Scientists synthesize large borophene crystals

A new method could help researchers bring the material closer to applications

by Sam Lemonick
November 4, 2021 | A version of this story appeared in Volume 99, Issue 41

 

Scanning tunneling microscopy image of borophene deposited on a metal surface. The left side of the image shows the borophene, looking like wavy stripes in shades of orange and yellow. It is overlaid by a honeycomb pattern that represents the protective hexagonal boron nitride. The right side of the image shows a drawing of hexagonal boron nitride to match that grid, and red zigzag lines to match the borophene.
Credit: Marc González Cuxart
A micrograph of borophene with a protective layer of hexagonal boron nitride on top of it.

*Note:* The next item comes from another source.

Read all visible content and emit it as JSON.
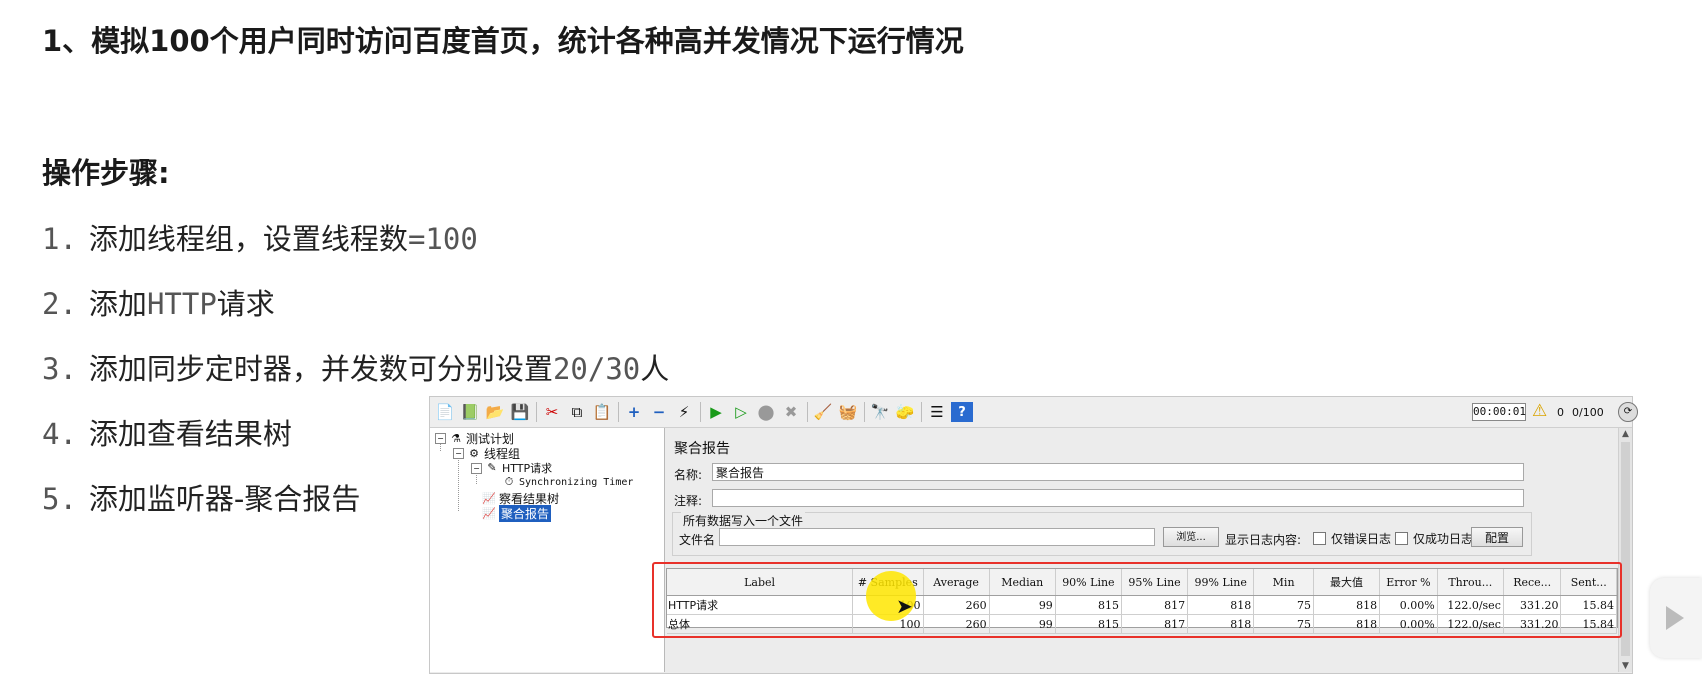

The red lines trace the pattern of the borophene crystal, and the structure of hexagonal boron nitride is overlaid as red and green spheres.

Scientists have stumbled on a new way to make borophene that lets them make large sheets of the 2D material and protect it from degradation (Sci. Adv. 2021, DOI: 10.1126/sciadv.abk1490). While exploring chemical vapor deposition (CVD)—in which a vapor condenses on a surface to make a 2D material—using borazine (B3H6N3) to make boron nitride in its hexagonal crystal form (hBN), researchers discovered their B3H6N3 supply was contaminated with diborane. Marc González Cuxart and Willi Auwärter of the Technical University of Munich and Hermann Sachdev, most recently of Bundeswehr University Munich, realized that CVD of diborane would make borophene.

Calculations have shown that borophene, which was first synthesized in 2015, should have properties comparable to graphene that could make it useful in batteries and other devices. But researchers have been able to make crystals only tens of nanometers wide. The researchers were able to use CVD to make sheets of borophene about 1 µm wide.

“The demonstration of large single-crystalline domains is an important step towards realizing the potential of borophene,” Mark Hersam of Northwestern University says. He was part of one of the first groups to make borophene. The study authors say producing larger amounts of borophene for potential applications is one advantage of the method and add that larger crystals will also enable others to test some of the material’s predicted properties.

In addition to making borophene, the CVD technique lets the team make layers of hBN. Because boron reacts readily with a number of elements, borophene can quickly degrade when exposed to air. But hBN is much more inert. The researchers developed a system to deposit borophene on iridium and copper surfaces, followed by a layer of hBN. The hBN protected the borophene from oxidation in tests with molecular oxygen.

One limitation of the method is that it requires deposition in a very clean environment, so the researchers performed their syntheses at less than about 100 nPa of pressure.